Nacido en un momento en el que Madrid empezaba a expandirse entre campos y caminos de tierra, el barrio de Salamanca es fruto de una planificación esmerada, trazada con regla y compás, concebida como símbolo de modernidad y elegancia en una capital en plena transformación.
Para entender el nacimiento de este vecindario, debemos trasladarnos al siglo XIX, a lo largo del cual, la capital había experimentado un crecimiento poblacional significativo, impulsado por la Revolución Industrial y reformas políticas. En 1857, la ciudad tenía 271.254 habitantes, y se estimaba que en 100 años llegaría a 450.000 (cifra que se superó mucho antes, en 1887, cuando alcanzó los 470.283). Este aumento de población amenazaba con desbordar la capacidad del casco histórico, generando problemas urbanos y de salud pública. Ante la situación, Isabel II pidió a su ministro de Fomento, Claudio Moyano, un proyecto de ensanche, que fue confiado al arquitecto Carlos María de Castro. El anteproyecto se aprobó en 1860.

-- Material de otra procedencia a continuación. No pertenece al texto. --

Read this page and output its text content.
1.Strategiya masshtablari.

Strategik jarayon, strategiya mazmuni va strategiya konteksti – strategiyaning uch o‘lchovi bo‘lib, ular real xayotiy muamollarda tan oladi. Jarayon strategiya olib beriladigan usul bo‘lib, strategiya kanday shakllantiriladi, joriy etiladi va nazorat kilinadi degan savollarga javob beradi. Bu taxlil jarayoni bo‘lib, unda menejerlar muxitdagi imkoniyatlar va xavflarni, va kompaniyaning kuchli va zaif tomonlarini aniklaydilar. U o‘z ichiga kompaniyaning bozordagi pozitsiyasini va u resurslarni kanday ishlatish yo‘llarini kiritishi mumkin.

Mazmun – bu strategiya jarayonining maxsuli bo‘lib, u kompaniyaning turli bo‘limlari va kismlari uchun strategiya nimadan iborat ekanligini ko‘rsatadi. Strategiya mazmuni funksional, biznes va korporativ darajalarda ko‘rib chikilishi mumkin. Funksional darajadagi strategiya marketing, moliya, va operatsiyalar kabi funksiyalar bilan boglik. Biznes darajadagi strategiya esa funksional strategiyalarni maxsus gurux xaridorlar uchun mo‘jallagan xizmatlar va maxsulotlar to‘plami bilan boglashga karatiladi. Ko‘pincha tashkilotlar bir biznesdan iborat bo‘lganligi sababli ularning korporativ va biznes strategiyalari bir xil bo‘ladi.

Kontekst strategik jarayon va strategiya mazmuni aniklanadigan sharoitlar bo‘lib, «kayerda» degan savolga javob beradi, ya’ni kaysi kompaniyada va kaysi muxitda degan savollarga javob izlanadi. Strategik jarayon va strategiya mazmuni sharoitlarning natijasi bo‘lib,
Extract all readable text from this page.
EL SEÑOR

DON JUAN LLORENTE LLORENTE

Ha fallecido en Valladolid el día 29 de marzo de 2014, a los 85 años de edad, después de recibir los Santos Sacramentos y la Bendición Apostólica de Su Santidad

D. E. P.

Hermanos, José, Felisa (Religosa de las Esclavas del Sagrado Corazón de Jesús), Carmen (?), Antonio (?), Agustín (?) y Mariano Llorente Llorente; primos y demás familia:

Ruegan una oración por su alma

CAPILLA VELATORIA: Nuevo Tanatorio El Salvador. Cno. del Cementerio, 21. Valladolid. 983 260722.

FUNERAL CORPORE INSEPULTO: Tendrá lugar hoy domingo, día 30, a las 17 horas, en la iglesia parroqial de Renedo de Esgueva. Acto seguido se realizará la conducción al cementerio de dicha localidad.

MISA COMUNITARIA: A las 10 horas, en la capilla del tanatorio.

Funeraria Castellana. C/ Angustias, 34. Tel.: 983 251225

El Plan Castro, que contemplaba las áreas de Moncloa, Chamberí, Arganzuela y barrio de Salamanca, proyectaba una ciudad higiénica y funcional, con calles anchas, alturas limitadas y amplias zonas verdes. La inspiración de este proyecto fueron las transformaciones urbanísticas de París, especialmente en la renovación llevada a cabo por Georges-Eugène Haussmann (1809-1891). La modernización de la capital francesa, con sus amplios bulevares, jardines públicos y un avanzado sistema de saneamiento, se convirtió en un modelo adaptable a las necesidades madrileñas del momento. Así, influenciado por el “Faubourg Saint-Germain”, el arquitecto trazó un plan ortogonal y racional que buscaba hacer una ciudad más ordenada, salubre y elegante, con avenidas como Serrano, que evocaban los bulevares parisinos.
Un marqués #muymonbull
A esta época tan fascinante perteneció Francisco de Cubas y González-Montes, más conocido como el Marqués de Cubas (1826-1899), una figura clave en la transformación de Madrid en una ciudad moderna. Arquitecto, aristócrata y visionario urbanista, su huella puede verse tanto en grandes obras como la catedral de la Almudena como en el crecimiento ordenado del barrio de Salamanca, del que fue uno de sus principales impulsores. A lo largo de su trayectoria, combinó su faceta de promotor con un fuerte compromiso por embellecer y modernizar la capital. Defendía una ciudad elegante, bien trazada, con amplias avenidas y espacios residenciales pensados para la nueva burguesía madrileña.
Parte de su legado aún puede admirarse en el paseo de Recoletos, donde se conservan dos de sus construcciones más representativas: el palacio del marqués de Alcañices (conocido hoy como el palacio del duque de Sexto), en el número 13, y el palacio de López-Dóriga y Salaverría, en el 15. Ambos edificios, con sus detalles arquitectónicos y su porte señorial, nos hablan de una época en la que Madrid soñaba con parecerse a las grandes capitales europeas. El marqués de Cubas fue, sin duda, uno de los que hicieron posible ese sueño.
Pero si hay un lugar donde el legado de Cubas se hace especialmente tangible, ese es su antigua residencia, convertida hoy en el espacio Monbull Jorge Juan. Un lugar exquisitamente reformado que conserva el esplendor original de la vivienda del arquitecto. Basta cruzar el umbral de Jorge Juan 15 para que la historia comience a revelarse en cada detalle. El acceso al inmueble se realiza por una impresionante escalinata de mármol de Carrara custodiada por un león alado, símbolo de poder y protección. Subiendo por sus peldaños resulta fácil imaginar el esplendor de una época en la que esta residencia era el reflejo del gusto y la visión del marqués.
A día de hoy, el espacio conserva elementos originales que hablan de su historia: el suelo de caoba y nogal con patrones geométricos, las chimeneas francesas, los radiadores de hierro fundido y la estructura de madera que sostenía las puertas correderas del salón. A todo ello se suman los cuatro balcones que se abren a la calle Jorge Juan, desde una luminosa sala principal decorada con frisos de yeso, que permiten imaginar la vida de una casa pensada para mirar y dejarse ver. Con unos 200 metros cuadrados, este lugar mantiene el equilibrio entre el encanto señorial del siglo XIX y las comodidades modernas, recordándonos que esta casa fue, en su día, un ejemplo adelantado a su tiempo.